Lethos said:
I'm obviously missing something big, because for the life of me I can't see why piracy is considered a grey area. It seems pretty cut and dry to me. When you get to the bare bones of it, you're taking something without paying, which is wrong.
So's going to your library and checking out a book. I don't (directly, at least) pay for books I rent from there.
Piracy is considered a "gray area" because of one thing:
The developers imply that a pirated copy is
a lost sale. When they say MW1832 or whatever has been pirated 3.4 million times, the developers are going, "That's millions of dollars of profit we're missing out on!"
The reality is that it's probably not. As two studies, one in Sweden and the other in Holland (I think it was Holland) - countries where Piracy has become a political party - have demonstrated, pirated copies don't translate to lost sales.
It goes like this:
Jim has $60 to spend on a game.
Jim buys BF17381 for $60.
Jim downloads Overlord 17 and Pokemon Osmium.
Producers of Overlord 17 and Pokemon Osmium cry foul that Jim did not buy their products, so they create a perfect way to prevent their work from being pirated.
Jim has $60 to spend on a game.
Jim buy BF17382 for $60.
Jim DOESN'T buy Overlord 18 or Pokemon Beryllium.
Jim still did not buy their products.
That's the reality of it. Entertainment budgets remain relatively the same whether a person pirates or not.

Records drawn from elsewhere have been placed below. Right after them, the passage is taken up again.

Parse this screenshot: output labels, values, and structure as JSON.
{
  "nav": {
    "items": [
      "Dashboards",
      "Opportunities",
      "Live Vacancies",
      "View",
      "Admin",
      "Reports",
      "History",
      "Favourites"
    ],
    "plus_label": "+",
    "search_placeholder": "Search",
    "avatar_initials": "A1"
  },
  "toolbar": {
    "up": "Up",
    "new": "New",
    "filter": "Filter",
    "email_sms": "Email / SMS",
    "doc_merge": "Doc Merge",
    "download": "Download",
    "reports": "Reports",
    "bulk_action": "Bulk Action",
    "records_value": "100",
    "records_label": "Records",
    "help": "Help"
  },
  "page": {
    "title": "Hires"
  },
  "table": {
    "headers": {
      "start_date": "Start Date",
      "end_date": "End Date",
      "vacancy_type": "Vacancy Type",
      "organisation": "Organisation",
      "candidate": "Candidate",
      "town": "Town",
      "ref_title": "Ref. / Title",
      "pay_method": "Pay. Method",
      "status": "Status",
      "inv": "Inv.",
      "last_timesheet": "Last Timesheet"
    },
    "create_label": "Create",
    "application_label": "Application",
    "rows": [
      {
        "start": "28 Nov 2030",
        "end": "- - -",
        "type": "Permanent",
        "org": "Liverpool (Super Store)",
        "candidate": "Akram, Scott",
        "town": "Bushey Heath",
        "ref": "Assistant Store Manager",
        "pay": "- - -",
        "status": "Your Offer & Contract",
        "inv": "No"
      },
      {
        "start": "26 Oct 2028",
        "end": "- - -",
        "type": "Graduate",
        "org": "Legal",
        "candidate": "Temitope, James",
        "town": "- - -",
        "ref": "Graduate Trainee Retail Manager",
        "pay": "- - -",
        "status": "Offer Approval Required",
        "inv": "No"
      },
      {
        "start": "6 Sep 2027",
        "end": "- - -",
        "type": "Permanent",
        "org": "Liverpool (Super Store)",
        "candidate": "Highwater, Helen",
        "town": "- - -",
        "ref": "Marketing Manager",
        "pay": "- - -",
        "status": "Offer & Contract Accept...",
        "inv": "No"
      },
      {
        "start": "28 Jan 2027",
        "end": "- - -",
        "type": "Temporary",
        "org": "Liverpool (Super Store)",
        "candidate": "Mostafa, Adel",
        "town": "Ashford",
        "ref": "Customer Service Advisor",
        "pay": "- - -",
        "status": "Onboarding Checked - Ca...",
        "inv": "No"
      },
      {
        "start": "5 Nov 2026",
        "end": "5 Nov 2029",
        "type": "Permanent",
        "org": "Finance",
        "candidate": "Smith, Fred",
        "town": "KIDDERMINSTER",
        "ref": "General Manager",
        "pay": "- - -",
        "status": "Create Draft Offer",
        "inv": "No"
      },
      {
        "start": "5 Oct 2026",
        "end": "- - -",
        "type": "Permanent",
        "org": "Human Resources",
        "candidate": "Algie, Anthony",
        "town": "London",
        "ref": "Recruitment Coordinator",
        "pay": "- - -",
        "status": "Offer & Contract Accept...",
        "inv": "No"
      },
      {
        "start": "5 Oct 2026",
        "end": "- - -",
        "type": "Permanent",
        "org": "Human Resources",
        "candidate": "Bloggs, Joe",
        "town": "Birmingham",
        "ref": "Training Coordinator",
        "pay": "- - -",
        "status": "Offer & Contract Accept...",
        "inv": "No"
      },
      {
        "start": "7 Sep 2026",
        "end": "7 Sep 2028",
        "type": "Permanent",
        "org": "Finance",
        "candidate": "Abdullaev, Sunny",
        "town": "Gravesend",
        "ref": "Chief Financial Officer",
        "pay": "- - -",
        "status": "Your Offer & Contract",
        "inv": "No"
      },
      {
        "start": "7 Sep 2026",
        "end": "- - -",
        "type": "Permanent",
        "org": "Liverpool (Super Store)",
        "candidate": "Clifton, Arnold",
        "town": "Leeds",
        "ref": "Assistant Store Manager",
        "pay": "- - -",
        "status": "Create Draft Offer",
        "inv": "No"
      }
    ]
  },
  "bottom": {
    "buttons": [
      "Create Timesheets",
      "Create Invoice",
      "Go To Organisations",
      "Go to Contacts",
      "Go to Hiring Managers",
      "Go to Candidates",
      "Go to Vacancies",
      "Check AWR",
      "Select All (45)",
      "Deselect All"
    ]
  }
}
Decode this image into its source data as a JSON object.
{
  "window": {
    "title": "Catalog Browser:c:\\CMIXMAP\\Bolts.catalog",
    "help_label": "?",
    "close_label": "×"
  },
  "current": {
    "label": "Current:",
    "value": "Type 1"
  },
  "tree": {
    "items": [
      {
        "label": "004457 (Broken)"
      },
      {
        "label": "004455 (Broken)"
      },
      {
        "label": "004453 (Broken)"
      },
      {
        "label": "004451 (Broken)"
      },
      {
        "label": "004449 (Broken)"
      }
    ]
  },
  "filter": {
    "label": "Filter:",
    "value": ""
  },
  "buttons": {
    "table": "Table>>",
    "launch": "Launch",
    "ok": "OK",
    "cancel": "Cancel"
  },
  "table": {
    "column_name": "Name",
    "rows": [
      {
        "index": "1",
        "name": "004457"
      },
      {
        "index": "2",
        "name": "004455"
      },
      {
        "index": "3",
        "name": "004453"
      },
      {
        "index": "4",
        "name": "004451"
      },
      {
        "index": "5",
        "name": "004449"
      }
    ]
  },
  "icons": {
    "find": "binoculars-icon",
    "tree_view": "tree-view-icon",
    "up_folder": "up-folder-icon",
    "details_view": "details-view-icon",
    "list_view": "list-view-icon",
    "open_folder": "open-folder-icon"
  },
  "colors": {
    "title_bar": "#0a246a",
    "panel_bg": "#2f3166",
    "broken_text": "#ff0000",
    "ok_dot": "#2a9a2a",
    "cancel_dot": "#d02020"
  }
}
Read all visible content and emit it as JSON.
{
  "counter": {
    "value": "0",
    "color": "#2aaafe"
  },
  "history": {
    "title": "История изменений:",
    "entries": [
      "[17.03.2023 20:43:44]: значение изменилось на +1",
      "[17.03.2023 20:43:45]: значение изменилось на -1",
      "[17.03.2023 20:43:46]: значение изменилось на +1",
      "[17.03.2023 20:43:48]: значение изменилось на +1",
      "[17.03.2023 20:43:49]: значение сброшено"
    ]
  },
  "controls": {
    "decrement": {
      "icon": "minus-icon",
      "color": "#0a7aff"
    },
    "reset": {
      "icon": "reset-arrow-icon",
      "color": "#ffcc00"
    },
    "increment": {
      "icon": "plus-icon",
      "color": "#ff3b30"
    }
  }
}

There's only a finite amount of money a person will spend on games per month/quarter/year, and making them stop downloading other games does not make that amount go up.
If anything, again, as cited by the very thorough studies done by the governments of countries at the center of the debate, there's a slight increase in sales of video games and lesser known bands by people who pirate video games and music.
Companies shouldn't be getting sore because they "lost a sale" to piracy, they should be getting sore because they weren't the target of that month's $60 entertainment budget.